Dating and having Laura for a sister made for some interesting times because she loved to answer the phone and then repeat her nonsense phrases to whoever was on the other end—usually stuff she’d memorized from shows she’d watched. I learned that letting her answer the phone when guys called who I didn’t want to see again was a great way to get rid of them.

I believe having a mentally disabled sister served as an effective screening process for the guys who came into my life. It took someone understanding and tolerant of disabilities. It required acceptance of differences to be in a relationship with me for an extended amount of time.

Eventually, I met my husband, Nate and he hung around through Laura answering the phone and her tantrums. He even stuck up for me. Laura usually was well behaved in his presence because he expected her to be kind to me.

Laura holding Jessica

Laura holding Jessica

After we were married, Laura treated me different. She never physically picked on me again. Maybe it was because I didn’t live with her and our roles had changed, but I don’t know for sure. When my first daughter, Jessica was born, Laura was fascinated with her, except when she cried. I would have to take Jessica out of the room so it wouldn’t upset her.

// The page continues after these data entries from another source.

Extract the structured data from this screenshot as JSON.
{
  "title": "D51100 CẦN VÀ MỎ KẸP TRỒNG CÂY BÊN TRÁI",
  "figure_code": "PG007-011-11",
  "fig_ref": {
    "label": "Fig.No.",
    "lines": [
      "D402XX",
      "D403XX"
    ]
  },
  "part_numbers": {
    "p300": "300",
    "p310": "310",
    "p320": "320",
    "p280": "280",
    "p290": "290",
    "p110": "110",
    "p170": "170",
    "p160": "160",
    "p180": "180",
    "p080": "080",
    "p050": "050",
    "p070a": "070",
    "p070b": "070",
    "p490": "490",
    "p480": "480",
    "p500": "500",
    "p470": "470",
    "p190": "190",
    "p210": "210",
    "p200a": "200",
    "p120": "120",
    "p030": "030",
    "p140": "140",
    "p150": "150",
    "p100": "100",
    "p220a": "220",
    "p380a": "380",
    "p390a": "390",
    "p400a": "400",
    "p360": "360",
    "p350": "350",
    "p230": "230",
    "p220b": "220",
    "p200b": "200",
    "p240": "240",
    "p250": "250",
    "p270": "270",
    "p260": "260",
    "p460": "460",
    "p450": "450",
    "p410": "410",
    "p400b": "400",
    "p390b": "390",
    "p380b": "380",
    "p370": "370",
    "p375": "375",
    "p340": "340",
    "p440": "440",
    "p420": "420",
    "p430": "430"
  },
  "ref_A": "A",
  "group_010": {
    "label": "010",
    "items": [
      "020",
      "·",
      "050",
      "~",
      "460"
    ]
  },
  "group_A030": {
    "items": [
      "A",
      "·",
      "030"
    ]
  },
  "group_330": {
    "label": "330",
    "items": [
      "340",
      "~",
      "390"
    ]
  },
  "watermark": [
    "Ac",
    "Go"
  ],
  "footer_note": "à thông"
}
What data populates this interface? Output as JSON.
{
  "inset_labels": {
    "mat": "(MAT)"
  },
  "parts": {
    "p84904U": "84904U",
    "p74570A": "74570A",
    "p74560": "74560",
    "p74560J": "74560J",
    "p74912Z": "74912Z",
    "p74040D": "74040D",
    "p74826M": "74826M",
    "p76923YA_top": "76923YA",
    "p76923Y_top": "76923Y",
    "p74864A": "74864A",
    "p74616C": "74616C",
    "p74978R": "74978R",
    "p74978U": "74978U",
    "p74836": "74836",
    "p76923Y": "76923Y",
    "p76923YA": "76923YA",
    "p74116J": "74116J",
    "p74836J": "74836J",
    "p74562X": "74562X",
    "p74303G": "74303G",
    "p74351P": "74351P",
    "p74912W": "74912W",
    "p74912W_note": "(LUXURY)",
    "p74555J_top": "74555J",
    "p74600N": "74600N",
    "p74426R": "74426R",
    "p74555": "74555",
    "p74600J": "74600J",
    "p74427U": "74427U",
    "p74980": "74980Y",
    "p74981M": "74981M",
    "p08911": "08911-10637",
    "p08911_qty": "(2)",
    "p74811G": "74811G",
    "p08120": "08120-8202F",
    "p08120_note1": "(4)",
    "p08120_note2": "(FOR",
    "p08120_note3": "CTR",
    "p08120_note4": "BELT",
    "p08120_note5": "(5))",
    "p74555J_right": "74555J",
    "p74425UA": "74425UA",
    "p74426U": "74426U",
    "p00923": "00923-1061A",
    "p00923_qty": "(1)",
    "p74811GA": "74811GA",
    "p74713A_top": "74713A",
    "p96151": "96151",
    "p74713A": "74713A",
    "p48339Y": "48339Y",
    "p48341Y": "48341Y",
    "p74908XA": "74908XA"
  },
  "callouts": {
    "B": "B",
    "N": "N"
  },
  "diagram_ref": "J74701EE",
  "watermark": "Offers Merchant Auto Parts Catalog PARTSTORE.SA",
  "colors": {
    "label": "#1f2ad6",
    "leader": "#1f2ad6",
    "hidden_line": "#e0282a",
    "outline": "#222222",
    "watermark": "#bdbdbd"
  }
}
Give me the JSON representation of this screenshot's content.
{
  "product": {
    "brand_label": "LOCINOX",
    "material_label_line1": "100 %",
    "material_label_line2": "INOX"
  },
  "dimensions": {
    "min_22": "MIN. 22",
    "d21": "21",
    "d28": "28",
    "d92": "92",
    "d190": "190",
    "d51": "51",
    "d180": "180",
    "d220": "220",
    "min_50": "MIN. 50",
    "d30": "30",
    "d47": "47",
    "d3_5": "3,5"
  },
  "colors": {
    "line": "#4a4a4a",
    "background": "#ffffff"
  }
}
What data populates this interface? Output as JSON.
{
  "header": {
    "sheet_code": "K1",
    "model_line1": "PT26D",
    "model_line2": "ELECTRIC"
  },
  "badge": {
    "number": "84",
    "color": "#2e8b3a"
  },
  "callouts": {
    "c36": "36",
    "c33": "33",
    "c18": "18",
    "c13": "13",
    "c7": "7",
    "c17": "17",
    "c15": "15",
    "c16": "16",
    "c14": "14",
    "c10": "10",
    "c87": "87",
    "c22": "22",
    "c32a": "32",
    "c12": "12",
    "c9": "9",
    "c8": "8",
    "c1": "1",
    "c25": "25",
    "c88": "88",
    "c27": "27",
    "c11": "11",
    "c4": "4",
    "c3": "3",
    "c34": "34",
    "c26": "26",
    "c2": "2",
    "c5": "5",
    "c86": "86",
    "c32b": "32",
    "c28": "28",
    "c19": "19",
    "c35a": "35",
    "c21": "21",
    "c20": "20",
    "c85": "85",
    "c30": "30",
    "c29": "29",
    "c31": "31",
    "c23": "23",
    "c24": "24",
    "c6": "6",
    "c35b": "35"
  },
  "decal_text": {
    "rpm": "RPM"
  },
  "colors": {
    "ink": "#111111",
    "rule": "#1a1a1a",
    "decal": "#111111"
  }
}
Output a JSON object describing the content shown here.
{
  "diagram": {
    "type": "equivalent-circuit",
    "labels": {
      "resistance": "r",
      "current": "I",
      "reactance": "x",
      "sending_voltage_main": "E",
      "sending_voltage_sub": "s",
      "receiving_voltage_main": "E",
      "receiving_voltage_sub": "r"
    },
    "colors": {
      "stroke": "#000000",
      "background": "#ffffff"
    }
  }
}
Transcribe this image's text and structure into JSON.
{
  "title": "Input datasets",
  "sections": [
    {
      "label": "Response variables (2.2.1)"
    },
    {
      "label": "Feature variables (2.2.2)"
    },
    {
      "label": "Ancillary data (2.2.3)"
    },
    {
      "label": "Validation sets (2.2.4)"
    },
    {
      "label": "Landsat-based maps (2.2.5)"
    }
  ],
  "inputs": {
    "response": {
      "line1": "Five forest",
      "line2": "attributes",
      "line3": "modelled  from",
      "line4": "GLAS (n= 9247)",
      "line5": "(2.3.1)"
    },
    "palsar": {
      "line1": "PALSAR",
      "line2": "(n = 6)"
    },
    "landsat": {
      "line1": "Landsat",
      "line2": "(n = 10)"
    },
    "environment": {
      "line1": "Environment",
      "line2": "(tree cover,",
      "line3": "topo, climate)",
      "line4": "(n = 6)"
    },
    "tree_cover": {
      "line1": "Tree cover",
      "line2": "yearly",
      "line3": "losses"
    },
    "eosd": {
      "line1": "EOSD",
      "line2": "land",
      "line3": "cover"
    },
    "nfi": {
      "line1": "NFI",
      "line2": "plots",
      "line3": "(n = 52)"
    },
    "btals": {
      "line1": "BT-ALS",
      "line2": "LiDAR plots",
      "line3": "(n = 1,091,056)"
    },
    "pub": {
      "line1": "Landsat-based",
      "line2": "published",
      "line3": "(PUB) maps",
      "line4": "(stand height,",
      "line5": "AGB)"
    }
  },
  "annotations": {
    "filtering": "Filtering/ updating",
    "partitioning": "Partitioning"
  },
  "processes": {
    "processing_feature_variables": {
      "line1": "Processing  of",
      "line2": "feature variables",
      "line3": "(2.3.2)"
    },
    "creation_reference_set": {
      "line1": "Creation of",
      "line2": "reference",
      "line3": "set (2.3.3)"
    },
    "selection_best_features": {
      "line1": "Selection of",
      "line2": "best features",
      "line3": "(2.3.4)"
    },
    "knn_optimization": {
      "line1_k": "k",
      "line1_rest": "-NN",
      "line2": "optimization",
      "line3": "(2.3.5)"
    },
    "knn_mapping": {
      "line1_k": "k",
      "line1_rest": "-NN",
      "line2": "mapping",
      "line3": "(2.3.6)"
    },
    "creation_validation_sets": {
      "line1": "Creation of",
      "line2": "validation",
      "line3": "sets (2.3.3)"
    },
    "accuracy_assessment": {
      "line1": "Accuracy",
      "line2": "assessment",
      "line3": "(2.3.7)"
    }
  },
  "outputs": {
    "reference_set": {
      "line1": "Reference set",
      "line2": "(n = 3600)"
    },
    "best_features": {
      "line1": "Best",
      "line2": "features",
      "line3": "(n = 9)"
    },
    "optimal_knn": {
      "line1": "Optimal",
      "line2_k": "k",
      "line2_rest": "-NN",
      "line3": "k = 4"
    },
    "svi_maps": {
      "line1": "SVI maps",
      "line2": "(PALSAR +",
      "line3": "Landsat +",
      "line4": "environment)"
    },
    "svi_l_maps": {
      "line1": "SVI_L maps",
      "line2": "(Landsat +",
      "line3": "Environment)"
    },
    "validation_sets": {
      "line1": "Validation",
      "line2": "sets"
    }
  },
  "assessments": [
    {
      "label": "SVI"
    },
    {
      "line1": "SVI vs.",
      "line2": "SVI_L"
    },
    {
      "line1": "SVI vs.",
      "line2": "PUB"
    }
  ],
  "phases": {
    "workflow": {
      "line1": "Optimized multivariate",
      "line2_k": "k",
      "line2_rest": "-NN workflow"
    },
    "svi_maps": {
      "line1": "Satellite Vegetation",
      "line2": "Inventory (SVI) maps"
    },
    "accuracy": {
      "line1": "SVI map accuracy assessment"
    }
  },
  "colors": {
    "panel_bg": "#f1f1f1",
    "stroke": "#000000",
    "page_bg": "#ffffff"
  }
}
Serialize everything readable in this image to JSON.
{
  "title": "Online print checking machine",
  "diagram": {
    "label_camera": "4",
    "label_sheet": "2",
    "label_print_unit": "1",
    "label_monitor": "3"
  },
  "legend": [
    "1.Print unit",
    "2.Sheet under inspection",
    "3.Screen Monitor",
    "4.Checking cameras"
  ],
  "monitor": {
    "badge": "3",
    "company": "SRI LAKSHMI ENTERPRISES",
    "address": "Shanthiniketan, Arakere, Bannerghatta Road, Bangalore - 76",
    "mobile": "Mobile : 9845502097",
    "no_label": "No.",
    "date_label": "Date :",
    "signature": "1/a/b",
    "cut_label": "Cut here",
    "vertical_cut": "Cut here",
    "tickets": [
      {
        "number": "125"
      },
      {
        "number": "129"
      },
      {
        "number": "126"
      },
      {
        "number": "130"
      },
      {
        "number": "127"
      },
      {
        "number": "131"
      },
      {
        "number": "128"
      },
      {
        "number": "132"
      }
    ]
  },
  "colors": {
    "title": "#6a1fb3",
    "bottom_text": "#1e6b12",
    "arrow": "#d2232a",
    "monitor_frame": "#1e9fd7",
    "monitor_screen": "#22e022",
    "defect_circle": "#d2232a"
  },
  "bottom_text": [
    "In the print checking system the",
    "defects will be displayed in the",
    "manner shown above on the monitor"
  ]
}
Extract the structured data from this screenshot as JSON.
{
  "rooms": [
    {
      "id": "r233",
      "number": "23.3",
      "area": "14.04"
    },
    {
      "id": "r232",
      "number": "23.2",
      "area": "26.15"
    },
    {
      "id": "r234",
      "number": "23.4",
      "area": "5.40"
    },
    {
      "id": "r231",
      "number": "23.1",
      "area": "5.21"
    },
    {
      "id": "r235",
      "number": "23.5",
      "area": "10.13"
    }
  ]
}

Marriage brought a freedom and peace which had been lacking in my life. I was able to progress and explore my talents. From the first time we met, Nate believed in me and my abilities. I will forever be grateful to him for not judging my family situation and loving me through all the strangeness. He was my prince who rescued me and keeps rescuing me every day.

Mom, Laura & Jessica

Mom holding Jessica with Laura

Together, Nate and I have faced many challenges and grown together while caring for our five children. I have absolutely loved being his companion through this craziness I call our life.  He has put up with my marathon running, dreams of becoming a successful author and finishing my occupational therapy assistant degree. I appreciate him for standing by my side through my anxieties and plethora of self-doubts while I’ve struggled to believe in myself and my abilities. And for this, I will love him forever and back again.

 Thanks Christine for being a guest author and sharing your life story of living with Laura. This segment reminds me of the importance of advocacy. While your mother was involved in being an advocate for Laura, you missed having one in your childhood. I’m glad Nate came into your life and was your champion and promoter. As independent as we all want to be, I believe we all need someone to encourage and back us up. You have shown us the difference an advocate can make in our lives. I’m so glad you found your prince.

In February, Christine Scott started sharing childhood segments of her life with her mentally disabled sister, Laura. It’s been inspiring to get a child’s perspective on her family’s caregiving journey and the trials they had to withstand. The first segment of Laura’s Story, recounts her birth and slow development. In Part 2, Christine recalls the impact of Laura’s seizures and in Part 3, details of Laura’s fight with cancer. Part 4, reveals how Christine, at age ten, learned about the accident which lead to her father’s death and Part 5, recognizes the community of angels who helped her family get through their darkest days. Part 6, illustrates the importance of building fun memories with our loved ones, which can ease the grief of losing them. Part 7, Christine remembers her mother’s extreme demands as a young widow caring for three children on her own with the oldest having mental and physical disabilities and the youngest an infant. Unfortunately, Christine, the middle child who didn’t require attention was sorely neglected and often responsible for taking care of her baby brother.